12 Days of Carvemas: Carve a Smiling Santa Shelf Sitter

By: Roger Beane

You can carve this easy holiday carving project quickly and place the smiling Santa on a shelf or mantlepiece for decor. Don't waste the scrap wood! Instead of wasting the rectangularscrap cut away to turn this fellow into a shelf sitter, keep it and carve it into a matching Santa. Use this patern as a reference along with your imagination and draw a few basic landmarks. If the carving doesn'tturn out, you really haven’t wasted any wood.

Trace the front-and-side-view patterns onto the basswood block.

Cut the front view, but stop before cutting the scrap free. This gives you a flat surface when you cut the side view. Rotate the blank 90° and cut the side view. Then, return to the front view and free the scrap. Round the carving toward the centerline. Carve above and below the fur trim with a 1/4″ (6mm) V-tool.

Separate the nose from the mustache

Use a V-gouge. Remove wood from the mustache to give the nose height. Use the knife to carve the bulbs on the sides of the nose. Remove a small triangle piece between the bulb and smile line. Shape the nose and wings. Use a 5/16″ (8mm) #7 gouge to round the bulb at an angle. Do not carve straight in. Use the same gouge to round the end of the eyebrows closest to the nose.

Carve the Outline

Use the 1/4″ (6mm) V-tool to carve the ouline of the face, mustache and the hair alongside the face. Make a stop cut in the V-grooves with the knife and shape these areas to the stop cuts. Make the temple the narrowest part of the face to make the cheeks more prominent.

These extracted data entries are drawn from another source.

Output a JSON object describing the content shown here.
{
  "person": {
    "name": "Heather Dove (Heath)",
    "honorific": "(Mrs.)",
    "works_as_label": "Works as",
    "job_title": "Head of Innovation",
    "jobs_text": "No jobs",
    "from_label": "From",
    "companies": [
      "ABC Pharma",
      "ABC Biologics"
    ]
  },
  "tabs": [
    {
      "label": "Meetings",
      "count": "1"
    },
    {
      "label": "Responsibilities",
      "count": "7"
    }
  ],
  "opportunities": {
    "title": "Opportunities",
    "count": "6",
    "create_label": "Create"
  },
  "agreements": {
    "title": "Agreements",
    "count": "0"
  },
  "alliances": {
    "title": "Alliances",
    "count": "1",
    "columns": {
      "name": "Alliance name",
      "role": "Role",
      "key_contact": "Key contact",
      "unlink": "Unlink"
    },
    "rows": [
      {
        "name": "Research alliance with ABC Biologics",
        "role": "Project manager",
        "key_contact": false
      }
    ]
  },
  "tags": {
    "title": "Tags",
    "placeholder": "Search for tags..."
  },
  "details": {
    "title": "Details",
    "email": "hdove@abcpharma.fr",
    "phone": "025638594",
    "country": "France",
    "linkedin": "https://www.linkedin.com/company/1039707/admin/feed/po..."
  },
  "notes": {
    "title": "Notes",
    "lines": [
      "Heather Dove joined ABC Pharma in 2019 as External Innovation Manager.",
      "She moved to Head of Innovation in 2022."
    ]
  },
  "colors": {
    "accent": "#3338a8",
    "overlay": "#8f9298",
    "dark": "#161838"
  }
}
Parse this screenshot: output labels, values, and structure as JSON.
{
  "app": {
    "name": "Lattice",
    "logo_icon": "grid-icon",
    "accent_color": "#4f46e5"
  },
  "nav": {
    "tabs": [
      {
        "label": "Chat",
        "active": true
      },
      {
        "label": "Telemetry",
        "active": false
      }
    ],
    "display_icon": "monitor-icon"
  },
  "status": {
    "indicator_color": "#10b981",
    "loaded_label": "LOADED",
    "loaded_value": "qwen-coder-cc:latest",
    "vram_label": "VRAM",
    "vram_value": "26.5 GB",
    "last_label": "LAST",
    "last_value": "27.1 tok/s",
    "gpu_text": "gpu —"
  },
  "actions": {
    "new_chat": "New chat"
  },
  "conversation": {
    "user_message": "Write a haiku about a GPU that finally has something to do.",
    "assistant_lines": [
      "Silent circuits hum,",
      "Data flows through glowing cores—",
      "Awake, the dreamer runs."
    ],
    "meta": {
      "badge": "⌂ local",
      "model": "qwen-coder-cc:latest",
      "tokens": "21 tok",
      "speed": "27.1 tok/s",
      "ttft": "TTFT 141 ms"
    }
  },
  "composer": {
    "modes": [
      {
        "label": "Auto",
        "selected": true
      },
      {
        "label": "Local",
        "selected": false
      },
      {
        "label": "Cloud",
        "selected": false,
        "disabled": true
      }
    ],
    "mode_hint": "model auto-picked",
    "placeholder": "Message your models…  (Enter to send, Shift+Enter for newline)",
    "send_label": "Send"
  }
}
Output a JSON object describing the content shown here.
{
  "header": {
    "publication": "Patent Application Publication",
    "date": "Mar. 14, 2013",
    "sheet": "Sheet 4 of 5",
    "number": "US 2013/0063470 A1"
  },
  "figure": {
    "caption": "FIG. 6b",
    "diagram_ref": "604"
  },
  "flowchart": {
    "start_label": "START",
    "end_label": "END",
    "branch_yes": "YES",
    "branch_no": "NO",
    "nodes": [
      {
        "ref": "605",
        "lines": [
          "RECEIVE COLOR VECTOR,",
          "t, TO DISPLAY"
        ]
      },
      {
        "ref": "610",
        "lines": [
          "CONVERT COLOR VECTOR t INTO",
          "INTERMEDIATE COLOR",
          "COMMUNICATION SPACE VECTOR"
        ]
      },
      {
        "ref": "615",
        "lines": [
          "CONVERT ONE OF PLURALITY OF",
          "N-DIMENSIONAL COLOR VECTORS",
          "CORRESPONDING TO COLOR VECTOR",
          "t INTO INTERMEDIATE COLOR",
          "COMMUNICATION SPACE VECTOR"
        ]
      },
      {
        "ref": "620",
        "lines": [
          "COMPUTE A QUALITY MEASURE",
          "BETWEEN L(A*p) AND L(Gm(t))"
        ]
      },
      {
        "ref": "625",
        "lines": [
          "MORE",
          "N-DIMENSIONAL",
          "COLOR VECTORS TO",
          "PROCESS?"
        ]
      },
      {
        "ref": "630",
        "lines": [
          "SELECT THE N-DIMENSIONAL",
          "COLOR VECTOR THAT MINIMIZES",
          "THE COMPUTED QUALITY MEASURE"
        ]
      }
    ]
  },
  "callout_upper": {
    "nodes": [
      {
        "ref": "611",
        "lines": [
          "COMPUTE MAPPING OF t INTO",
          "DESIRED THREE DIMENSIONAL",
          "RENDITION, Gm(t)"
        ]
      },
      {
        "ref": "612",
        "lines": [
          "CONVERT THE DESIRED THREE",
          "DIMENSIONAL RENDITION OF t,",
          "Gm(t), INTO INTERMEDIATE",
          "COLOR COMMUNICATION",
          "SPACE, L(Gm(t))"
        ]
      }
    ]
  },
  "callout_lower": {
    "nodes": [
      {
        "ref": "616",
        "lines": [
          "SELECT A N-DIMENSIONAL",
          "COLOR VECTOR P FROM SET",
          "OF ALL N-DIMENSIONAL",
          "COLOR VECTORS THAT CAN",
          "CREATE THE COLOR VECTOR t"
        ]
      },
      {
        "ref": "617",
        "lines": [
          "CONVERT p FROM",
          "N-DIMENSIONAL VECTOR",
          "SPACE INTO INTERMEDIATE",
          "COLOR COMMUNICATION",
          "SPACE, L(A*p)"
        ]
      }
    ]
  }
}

Separate the nose from the mustache

Using a V-gouge remove wood from the mustache to give the nose height. Use the knife to carve the bulbs on the sides of the nose. Remove a small triangular piece between the bulb and smile line. Shape the nose using a 5/16″ (8mm) #7 gouge to round the bulb at an angle. Do not carve straight in. Use the same gouge to round the end of the eyebrows closest to the nose.

Carve Out the Side of the Face

Cut up to the stop cuts made in step 4 using the tip of the knife. Remove a chip from either side of the nose to separate the nose from the cheeks. This creates the eye cavities. Round the tip of the nose with a series of small cuts.

Begin Detailing the Eyes.

Draw the top of each bottom eyelid.Use a 1/8″ (3mm) gouge to deepen the inside and outside corners, which creates each eye mound. Use calipers to ensure that the eyes are the same size. Draw the bottom of each top eyelid. Make stop cuts on the lines with the knife. Remove small triangles from the corners of the eyes at a slight angle. Round the eyes. Carve the bottom lid under the top lid.

Carve the Top of Each Upper Eyelid

Use a sharp 1/8″ (3mm) V-tool. Use the same tool to carve the bags under the lower eyelids, the crow’s-feet, and the wrinkles.

Shape the beard with S-Shaped Cuts

Use the 7mm #11 gouge. Start at the bottom. This technique, which I learned from Harold Enlow, produces soft-looking hair. Switch to a 3/16″ (5mm) #11 gouge, and make more S-shaped cuts adjacent to the previous cuts. After a short distance, merge with the previous cuts. Repeat the process with a 1/8″ (3mm) #11 gouge. Avoid any repeating pattern. Do not leave any flat spots. Deepen some random areas and use the knife or V-tool to carve accents.

Mark the areas to pierce through in the beard.

Use a bent 3/8″ (10mm) #5 gouge to undercut the beard. Then, use the knife to pierce through the marked areas from front to back. Work from both sides to make the pierced slits larger and smoother. I learned this from Mark Gargac.

Painting Guide

Wet the carving, spray it with Simple Green All-Purpose Cleaner, and scrub it with a denture brush to remove any dirt and oil. Wipe the carving with a soft cloth. Start painting while the carving is still damp. This prevents the wood from absorbing the paint quickly and makes it easier to blend the paint.

Thin 1 part paint with 5 to 7 parts water. Dry the paint with a hairdryer as needed. When I paint eyes, I wear an Opti-Visor to see the small details. Before painting the hair and accents, coat the carving in a mixture of boiled linseed oil (BLO) and burnt sienna oil paint. To make this mixture, put 1" (2.5cm) of burnt sienna oil paint into a pint jar with a small amount of mineral spirits.

When it is completely dissolved, transfer it to a quart jar of BLO. Use a brush to paint this mixture into all areas of the carving. Let it set for three to five minutes and then wipe the excess off with a paper towel. Wet the paper towels thoroughly and dispose of them properly.

Let the carving dry overnight. After painting the details, let the carving dry overnight, and then spray it with satin Deft finish or apply Howard Feed-N-Wax. You might have to dry brush the hair again if you think it needs it.